Recently, a research team from the State Key Laboratory of Strong-Field Laser Physics, Shanghai Institute of Optics and Precision Machinery (SIPM), Chinese Academy of Sciences (CAS), has made progress in the study of the nonlinear behavior and mechanism of platinum selenide in the terahertz band. The team systematically investigated the spectral and intensity characteristics of platinum diselenide under strong terahertz pulse excitation, revealing two nonlinear processes dominated by the real and imaginary parts of the nonlinear polarizability. The related results are presented as "Terahertz-triggered ultrafast nonlinear optical activities in two-dimensional centrosymmetric PtSe2" in Optics Letters.
Terahertz is a region of the electromagnetic spectrum between millimeter-wave and infrared optics, and exploring potential materials for applications in the terahertz band is critical to the development of terahertz technology. The two-dimensional topological semimetallic platinum selenide has shown excellent performance in terahertz generation and modulation thanks to its properties of broadband optical and optoelectronic response. However, there is still a lack of systematic studies on the fundamental nonlinear optical properties of Pt selenide under strong terahertz effects. Therefore, it is of great significance to explore the nonlinear phenomena and intrinsic mechanisms of platinum selenide generated in the terahertz domain.
In this study, the research team carried out a study of the interaction of terahertz pulses with platinum selenide thin films using ultrafast terahertz pumping-infrared photoprobe technology.

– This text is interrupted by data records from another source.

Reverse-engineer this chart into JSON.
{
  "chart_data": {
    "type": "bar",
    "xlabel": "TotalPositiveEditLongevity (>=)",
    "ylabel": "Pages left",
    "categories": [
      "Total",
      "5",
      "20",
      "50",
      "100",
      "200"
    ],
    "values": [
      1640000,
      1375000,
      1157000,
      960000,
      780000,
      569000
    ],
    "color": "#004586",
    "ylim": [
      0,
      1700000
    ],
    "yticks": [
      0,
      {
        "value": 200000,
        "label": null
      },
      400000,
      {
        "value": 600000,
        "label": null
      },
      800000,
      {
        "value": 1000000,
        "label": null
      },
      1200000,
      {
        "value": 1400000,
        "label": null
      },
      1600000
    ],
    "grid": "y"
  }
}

The strong terahertz pulse breaks the inversion center of symmetry of platinum selenide by nonlinear polarization and radiates a strong second harmonic signal using the real part of its nonlinear polarization rate. The time scale of this second harmonic signal is comparable to that of the terahertz pulse and has high signal-to-noise and switching ratios, confirming that this property can be applied to terahertz modulation and logic gates. On the other hand, the conductivity of platinum selenide is subjected to strong terahertz modulation and exhibits enhanced nonlinear absorption due to the nonlinear polarizability imaginary part. This work reveals the nonlinear nature of platinum selenide in the terahertz region, realizes the transient reversible inversion symmetry modulation of platinum selenide, and broadens the potential of platinum selenide-based two-dimensional materials for future applications in optoelectronic devices and logic circuits.
The related work is supported by the National Natural Science Foundation of China.

Fig. 1 (a) Schematic diagram of terahertz-pumped-infrared light detection system. (b) Waveform of terahertz pump source. (c) Reflectance spectra with and without terahertz pumping.

Fig. 2 (a) Second-harmonic spectrum of platinum selenide obtained under terahertz pumping-IR optical detection system. (b) Comparison of the ultrafast dynamic process extracted at 725 nm with the square of the terahertz waveform. (c) Second harmonic signal intensity versus terahertz field strength. (d) Polarization nature of the second harmonic signal strength.

Fig. 3 (a) Transmittance of platinum selenide film versus terahertz field strength. (b) Platinum selenide conductivity versus terahertz field strength.